Cependant, le plus grand nom issu de cette école est Naguib Mahfouz (1912-2006), dont l'œuvre dépassera ce premier cadre un peu contraignant pour déboucher sur une série de romans foisonnants décrivant en détail la vie au Caire et ses différents milieux sociaux. On l'a comparé à Balzac pour la richesse de son inspiration et le caractère exhaustif de la vaste fresque qu'il met en scène, touchant toutes les classes sociales et la totalité du XXe siècle. Il est récompensé par le Prix Nobel de littérature en 1988, le seul écrivain de langue arabe à avoir reçu cette distinction.

Le temps des idéologies[modifier | modifier le code]

Avec la chute de la monarchie suite au putsch militaire de 1952, l'Égypte va connaître plusieurs décennies turbulentes où différentes idéologies s'affrontent, le pan-arabisme, le socialisme arabe, le libéralisme, et l'islamisme politique. Plusieurs écrivains s'engagent dans ces luttes idéologiques, dont Nawal el Saadawi (née en 1931), médecin et auteur féministe, qui plaide la cause des femmes dans ses essais à caractère autobiographique. Elle s'attaque également aux aspects étouffants du pouvoir religieux, ce qui restreint la diffusion de ses romans, bannis par la censure.

Sonallah Ibrahim (né en 1937) représente la tendance gauchiste. Opposé au néo-impérialisme américain, il s'élève également contre l'État bureaucratique et les scandales financiers à répétition qui caractérisent l'Égypte des années 1970 et 1980. Son roman Les années de Zeth (1992) est un portrait décapant de la société égyptienne dominée par des escrocs et des profiteurs en tous genres, alors que les gens ordinaires sont confrontés à une bureaucratie pharaonique qui empêche le moindre progrès.

Le courant moderniste[modifier | modifier le code]

À côté des écrivains engagés, on retrouve des écrivains dont les préoccupations sont plus littéraires. Edouard al-Kharrat (né en 1926) s'inspire des romanciers français contemporains pour décrire sa ville natale d'Alexandrie dans des œuvres où le style recherché, la psychologie et l'évocation des lieux priment sur l'intrigue ou les idées. Gamal Ghitany (né en 1945) renoue avec la tradition du roman de vaste envergure de Mahfouz, tout en incorporant des techniques d'écriture modernes, comme la multiplication des points de vue et l'introduction de fragments textuels.
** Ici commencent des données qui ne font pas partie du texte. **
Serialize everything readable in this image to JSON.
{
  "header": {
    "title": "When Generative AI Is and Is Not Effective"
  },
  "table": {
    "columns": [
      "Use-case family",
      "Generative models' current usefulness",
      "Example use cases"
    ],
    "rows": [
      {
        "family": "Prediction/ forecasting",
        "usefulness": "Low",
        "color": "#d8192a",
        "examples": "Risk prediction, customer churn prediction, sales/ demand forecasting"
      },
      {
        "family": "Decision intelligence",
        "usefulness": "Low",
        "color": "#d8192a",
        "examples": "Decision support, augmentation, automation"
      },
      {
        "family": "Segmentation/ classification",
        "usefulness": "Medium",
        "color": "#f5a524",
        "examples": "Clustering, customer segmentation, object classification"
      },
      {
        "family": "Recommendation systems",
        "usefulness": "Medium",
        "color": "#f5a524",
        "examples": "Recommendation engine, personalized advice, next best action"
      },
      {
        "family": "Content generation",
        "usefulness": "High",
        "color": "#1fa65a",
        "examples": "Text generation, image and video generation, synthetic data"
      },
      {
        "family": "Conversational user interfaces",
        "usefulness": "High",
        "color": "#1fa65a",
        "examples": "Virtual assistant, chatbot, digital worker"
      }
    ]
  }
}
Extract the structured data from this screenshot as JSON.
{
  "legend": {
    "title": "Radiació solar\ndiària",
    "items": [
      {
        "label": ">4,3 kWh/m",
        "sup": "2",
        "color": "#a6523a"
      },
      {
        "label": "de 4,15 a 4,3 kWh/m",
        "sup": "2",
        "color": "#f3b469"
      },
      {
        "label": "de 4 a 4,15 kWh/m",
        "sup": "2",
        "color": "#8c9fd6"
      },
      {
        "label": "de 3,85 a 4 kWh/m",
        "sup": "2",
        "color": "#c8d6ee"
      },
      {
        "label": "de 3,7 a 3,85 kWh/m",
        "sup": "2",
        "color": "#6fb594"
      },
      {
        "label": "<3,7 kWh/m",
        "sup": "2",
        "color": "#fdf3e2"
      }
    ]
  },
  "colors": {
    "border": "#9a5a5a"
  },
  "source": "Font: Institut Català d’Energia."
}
On retrouve également certains échos du réalisme magique latino-américain dans un roman comme La mystérieuse affaire de l'impasse Zaafrâni (1976) où une anecdote non réaliste - un sort jeté sur l'ensemble des hommes d'une ruelle du Caire - permet de soulever le voile sur les relations intimes des habitants du quartier et leurs relations avec le pouvoir.

Cette veine se poursuit à l'heure actuelle avec Alaa al-Aswany (né en 1957) dont le roman L'Immeuble Yacoubian (2002) s'impose déjà comme le premier classique du XXIe siècle égyptien, décrivant l'enchevêtrement humain du Caire, mais abordant également des thèmes nouveaux comme l'homosexualité et l'influence grandissante des islamistes sur la vie quotidienne.

La littérature non-arabophone[modifier | modifier le code]

L'Égypte a longtemps été une terre cosmopolite, en particulier la ville d'Alexandrie dont la population était d'origines multiples. De nombreux écrivains majeurs ont ainsi adopté des langues autres que l'arabe pour leurs œuvres, qui font néanmoins partie du corpus littéraire égyptien. On peut citer, entre autres, Edmond Jabès, Albert Cossery et Andrée Chedid en français, Stratis Tsirkas et Constantin Cavafy en grec, et Ahdaf Soueif en anglais. De plus, de nombreux écrivains expatriés ont fait de l'Égypte le site de leurs écrits, le plus célèbre étant l'anglais Lawrence Durrell, auteur du Quatuor d'Alexandrie.